İmamoğlu hakkında verilen karara ilişkin de konuşan Temel, şunları söyledi: 

"Bazı yanılgılı yorumlar ve değerlendirmeler yapılıyor. Hatta bu konuda iktidarın ekmeğine yağ sürülüyor. İmamoğlu’nun önünün açıldığı, bu kararla engellenemez bir siyasi aktör haline getirildiği söyleniyor. Dolasıyla sanki bu karar İmamoğlu’nun lehineymiş gibi değerlendirmeler yapılıyor. Meral Akşener de onu desteklediği için İyi Parti fırsatçılık yapıyormuş gibi değerlendirmeler de yapılıyor. Bu değerlendirmelerin bir yönü yetersiz ve yanlıştır. Aslında bu kararla Türkiye'deki etkili bir siyasi figür denklem dışı bırakılmaya çalışılıyor.

'AMAÇ, MUHALEFETİ BAŞKA SEÇENEKLERE MECBUR KILMAK'

Bu kararın amacı, Ekrem İmamoğlu gibi bir seçeneği elemektir. Beğeniriz ya da beğenmeyiz, Erdoğan’ın hedefi, muhalefeti etrafında toplayabilecek bir adayı diskalifiye ederek seçenekleri azaltmaktır. Bu aynı zamanda Kılıçdaroğlu'nun bir şekilde aday olmaması ihtimaline karşı toplumu daha kötü bie adaya mahkûm etme girişimdir, yani muhalefeti başka seçeneklere mecbur kılmaktır. Bugüne kadar potansiyel adaylar olarak İmamoğlu ve Kılıçdaroğlu tartışılıyordu.

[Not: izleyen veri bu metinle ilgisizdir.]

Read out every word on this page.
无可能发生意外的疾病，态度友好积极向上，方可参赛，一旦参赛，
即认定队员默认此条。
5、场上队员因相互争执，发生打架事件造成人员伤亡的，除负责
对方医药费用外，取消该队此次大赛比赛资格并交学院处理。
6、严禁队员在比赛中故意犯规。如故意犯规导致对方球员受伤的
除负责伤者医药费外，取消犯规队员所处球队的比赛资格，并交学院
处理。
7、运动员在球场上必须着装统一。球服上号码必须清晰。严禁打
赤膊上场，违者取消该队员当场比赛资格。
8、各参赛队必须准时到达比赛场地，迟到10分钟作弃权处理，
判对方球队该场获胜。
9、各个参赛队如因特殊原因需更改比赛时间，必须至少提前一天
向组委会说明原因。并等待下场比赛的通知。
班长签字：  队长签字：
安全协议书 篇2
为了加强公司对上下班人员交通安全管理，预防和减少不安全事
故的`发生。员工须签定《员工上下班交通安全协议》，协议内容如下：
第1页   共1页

Mansur Yavaş ve Meral Akşener gibi aktörler çok zayıf ihtimaller olarak değerlendiriliyordu. Şimdi iki kişi arasında yürütülen tartışmada yargı eliyle bir kişi elenmek isteniyor. Bu mahkeme kararını aldırtan siyasi iktidar, bu kararı onatma konusunda da büyük çaba sarf edecektir. İktidar bu hamleyle Kılıçdaroğlu ve İmamoğlu gibi öne çıkan iki sınırlı seçeneğin sayısını bire indirdi ve bundan sonra Kılıçdaroğlu ile birlikte başka seçenekler tartışılacak."